Да, я знал. Вы только представьте себе, полковник. Я знал и на знание это – клал. Маленький вязаный половик, о который, входя, вытирают ноги в провинциальных советских семьях, настолько пестрый, что кажется ровным цвет, если его потянуть за узел на обрезках ленты, чулка, жгута – разовьется столько чужого горя, льна и шерсти больной длины, что можете вкруг обвязать хозяев до шестого колена.
Ну что ж, коли нам все равно гореть, потянем за эту.
Уже было ясно, что я полечу в Камбоджу, и мы с Паломой пошли в
“Гаврош” – до сих пор работает на Парклейне.
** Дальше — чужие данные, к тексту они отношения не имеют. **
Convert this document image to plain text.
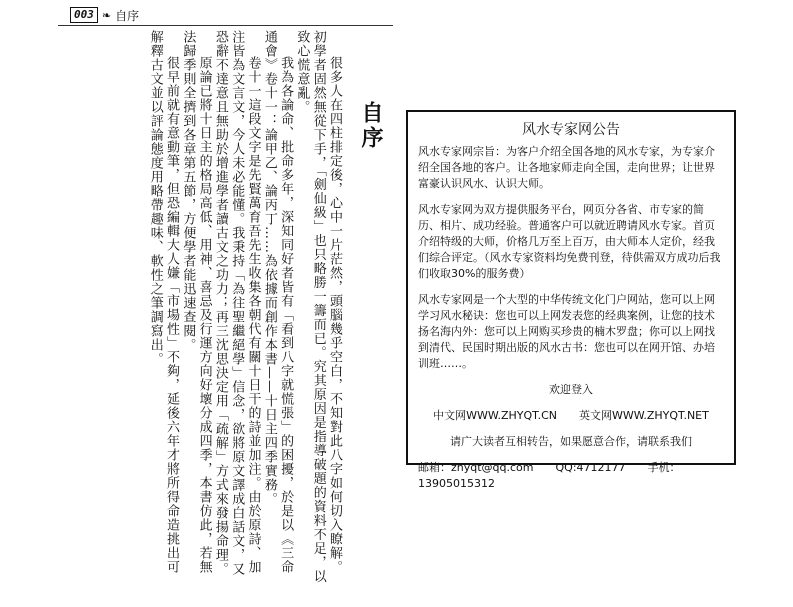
003 ❧ 自序
自序

很多人在四柱排定後，心中一片茫然，頭腦幾乎空白，不知對此八字如何切入瞭解。初學者固然無從下手，「劍仙級」也只略勝一籌而已。究其原因是指導破題的資料不足，以致心慌意亂。

我為各論命、批命多年，深知同好者皆有「看到八字就慌張」的困擾，於是以《三命通會》卷十一：論甲乙、論丙丁……為依據而創作本書——十日主四季實務。

卷十一這段文字是先賢萬育吾先生收集各朝代有關十日干的詩並加注。由於原詩、加注皆為文言文，今人未必能懂。我秉持「為往聖繼絕學」信念，欲將原文譯成白話文，又恐辭不達意且無助於增進學者讀古文之功力；再三沈思決定用「疏解」方式來發揚命理。

原論已將十日主的格局高低、用神、喜忌及行運方向好壞分成四季，本書仿此，若無法歸季則全擠到各章第五節，方便學者能迅速查閱。

很早前就有意動筆，但恐編輯大人嫌「市場性」不夠，延後六年才將所得命造挑出可解釋古文並以評論態度用略帶趣味、軟性之筆調寫出。	风水专家网公告

风水专家网宗旨：为客户介绍全国各地的风水专家，为专家介绍全国各地的客户。让各地家师走向全国，走向世界；让世界富豪认识风水、认识大师。

风水专家网为双方提供服务平台，网页分各省、市专家的简历、相片、成功经验。普通客户可以就近聘请风水专家。首页介绍特级的大师，价格几万至上百万，由大师本人定价，经我们综合评定。（风水专家资料均免费刊登，待供需双方成功后我们收取30%的服务费）

风水专家网是一个大型的中华传统文化门户网站，您可以上网学习风水秘诀：您也可以上网发表您的经典案例，让您的技术扬名海内外：您可以上网购买珍贵的楠木罗盘；你可以上网找到清代、民国时期出版的风水古书：您也可以在网开馆、办培训班……。

欢迎登入

中文网WWW.ZHYQT.CN　　英文网WWW.ZHYQT.NET

请广大读者互相转告，如果愿意合作，请联系我们

邮箱：zhyqt@qq.com　　QQ:4712177　　手机：13905015312
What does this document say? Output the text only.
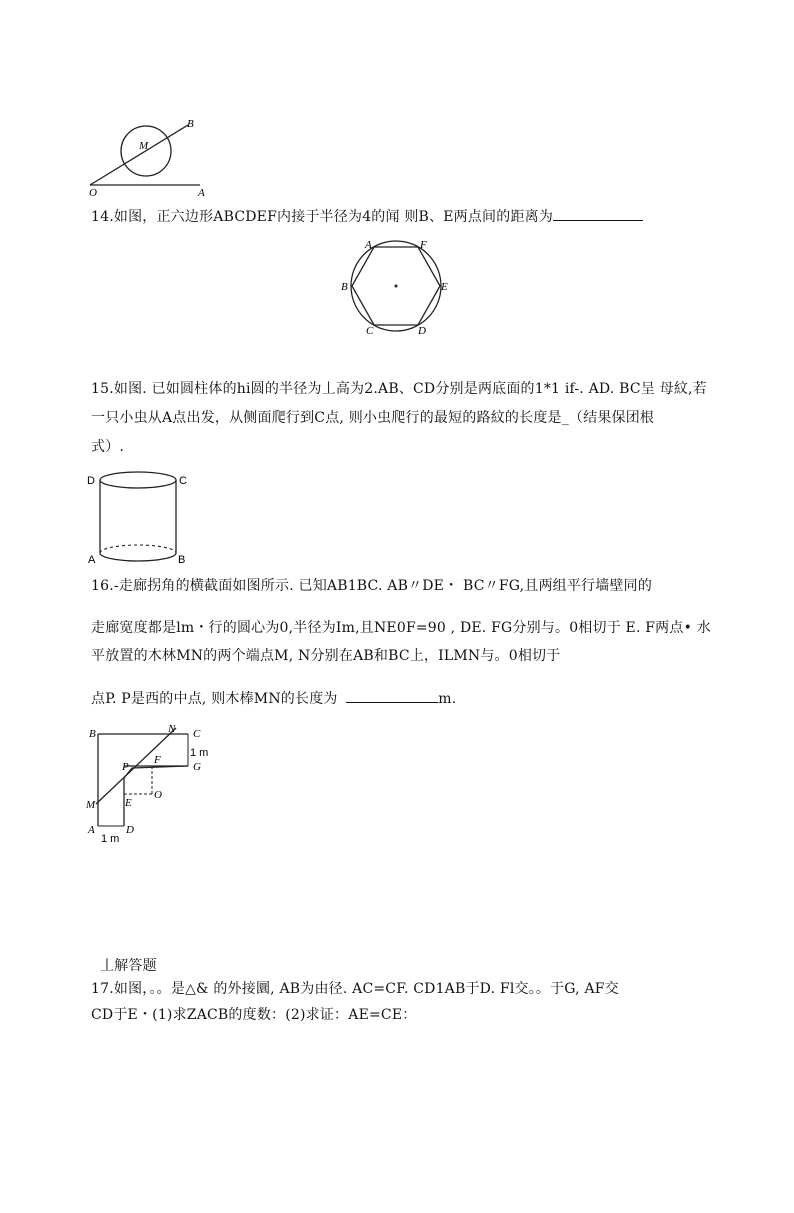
B
M
O	A
14.如图，正六边形ABCDEF内接于半径为4的闻 则B、E两点间的距离为
A	F
B	E
C	D
15.如图. 已如圆柱体的hi圆的半径为丄高为2.AB、CD分别是两底面的1*1 if-. AD. BC呈 母紋,若
一只小虫从A点出发，从侧面爬行到C点, 则小虫爬行的最短的路紋的长度是_（结果保团根
式）.
D	C
A	B
16.-走廊拐角的横截面如图所示. 已知AB1BC. AB〃DE・ BC〃FG,且两组平行墙壁同的
走廊宽度都是lm・行的圆心为0,半径为Im,且NE0F=90 , DE. FG分别与。0相切于 E. F两点• 水
平放置的木林MN的两个端点M, N分别在AB和BC上，ILMN与。0相切于
点P. P是西的中点, 则木棒MN的长度为	m.
B	N C
1 m
P
F
G
M	E
O
A	D
1 m
丄解答题
17.如图，。。是△& 的外接圜, AB为由径. AC=CF. CD1AB于D. Fl交。。于G, AF交
CD于E・(1)求ZACB的度数：(2)求证：AE=CE：
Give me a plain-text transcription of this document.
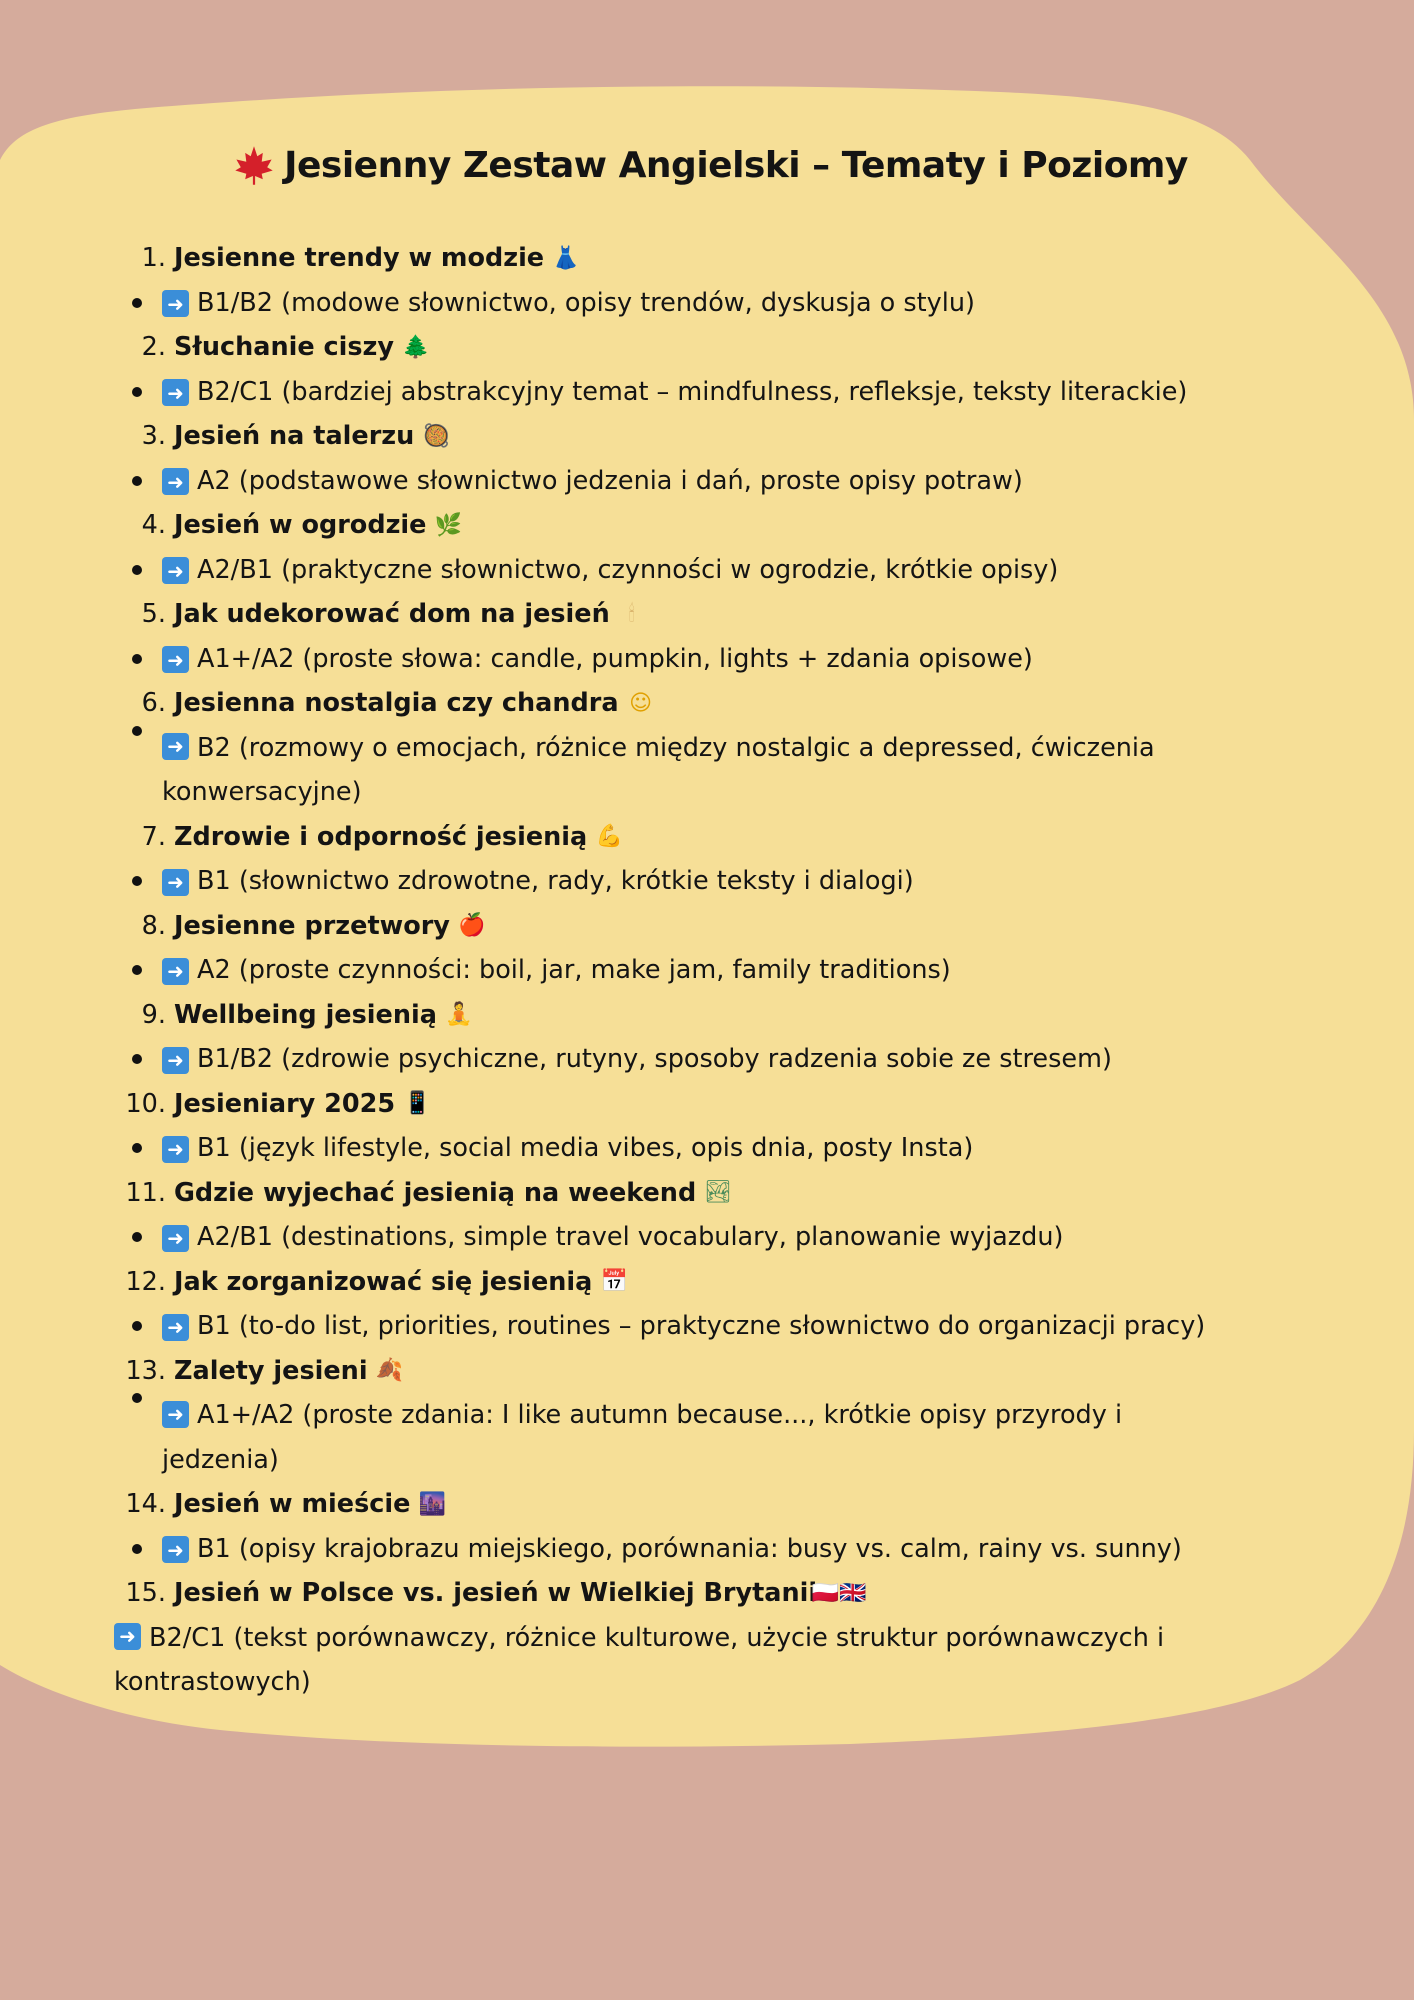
Jesienny Zestaw Angielski – Tematy i Poziomy
1. Jesienne trendy w modzie 👗
➜ B1/B2 (modowe słownictwo, opisy trendów, dyskusja o stylu)
2. Słuchanie ciszy 🌲
➜ B2/C1 (bardziej abstrakcyjny temat – mindfulness, refleksje, teksty literackie)
3. Jesień na talerzu 🥘
➜ A2 (podstawowe słownictwo jedzenia i dań, proste opisy potraw)
4. Jesień w ogrodzie 🌿
➜ A2/B1 (praktyczne słownictwo, czynności w ogrodzie, krótkie opisy)
5. Jak udekorować dom na jesień 🕯
➜ A1+/A2 (proste słowa: candle, pumpkin, lights + zdania opisowe)
6. Jesienna nostalgia czy chandra ☺
➜ B2 (rozmowy o emocjach, różnice między nostalgic a depressed, ćwiczenia konwersacyjne)
7. Zdrowie i odporność jesienią 💪
➜ B1 (słownictwo zdrowotne, rady, krótkie teksty i dialogi)
8. Jesienne przetwory 🍎
➜ A2 (proste czynności: boil, jar, make jam, family traditions)
9. Wellbeing jesienią 🧘
➜ B1/B2 (zdrowie psychiczne, rutyny, sposoby radzenia sobie ze stresem)
10. Jesieniary 2025 📱
➜ B1 (język lifestyle, social media vibes, opis dnia, posty Insta)
11. Gdzie wyjechać jesienią na weekend 🏞
➜ A2/B1 (destinations, simple travel vocabulary, planowanie wyjazdu)
12. Jak zorganizować się jesienią 📅
➜ B1 (to-do list, priorities, routines – praktyczne słownictwo do organizacji pracy)
13. Zalety jesieni 🍂
➜ A1+/A2 (proste zdania: I like autumn because..., krótkie opisy przyrody i jedzenia)
14. Jesień w mieście 🌆
➜ B1 (opisy krajobrazu miejskiego, porównania: busy vs. calm, rainy vs. sunny)
15. Jesień w Polsce vs. jesień w Wielkiej Brytanii
🇵🇱🇬🇧
➜ B2/C1 (tekst porównawczy, różnice kulturowe, użycie struktur porównawczych i kontrastowych)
Возвращались в первом часу, пешком, разговора, простите, сейчас не вспомню. Потом целовались спиной ко входу, покуда я шарил в кармане ключ, а когда уже наконец открыл, Палома рванула без лифта выше – я замешкался с почтой.
Почта всегда ожидает тебя не там, где положено жухнуть лежать листам, если именно в этот треклятый раз будет не суждено вернуться, какой по тебе отомрет послед: в лучшем случае – счет за свет, и отдельным приветом с того на этот – за газ. Аккуратной стопкой всегда лежат не нашедшие адресата: “Жаль, что перед ремонтом дома не удалось опросить и Вас”. “В связи с Вашей повторной неявкой
(прочерк) в суд по иску (набор цифирь)…” – иногда мне становится очень жалко, что холодный в синюю искру жар эпистолярного жанра зажгли не здесь, не по эту сторону English Channel, а то бы послали вселенной счет, с набежавшими пенни.
Примерно такую цепочку дум из дешевых полуколец латуни успеваешь бессмысленно намотать, пока доползешь до своей площадки – Палома скинула плащ внутри и оставила маленький свет в прихожей.
– Джордж!
Я, с немецким акцентом:
– Ja!
– Сколько раз прошу: закрывай окно! Ветер любит твои бумаги.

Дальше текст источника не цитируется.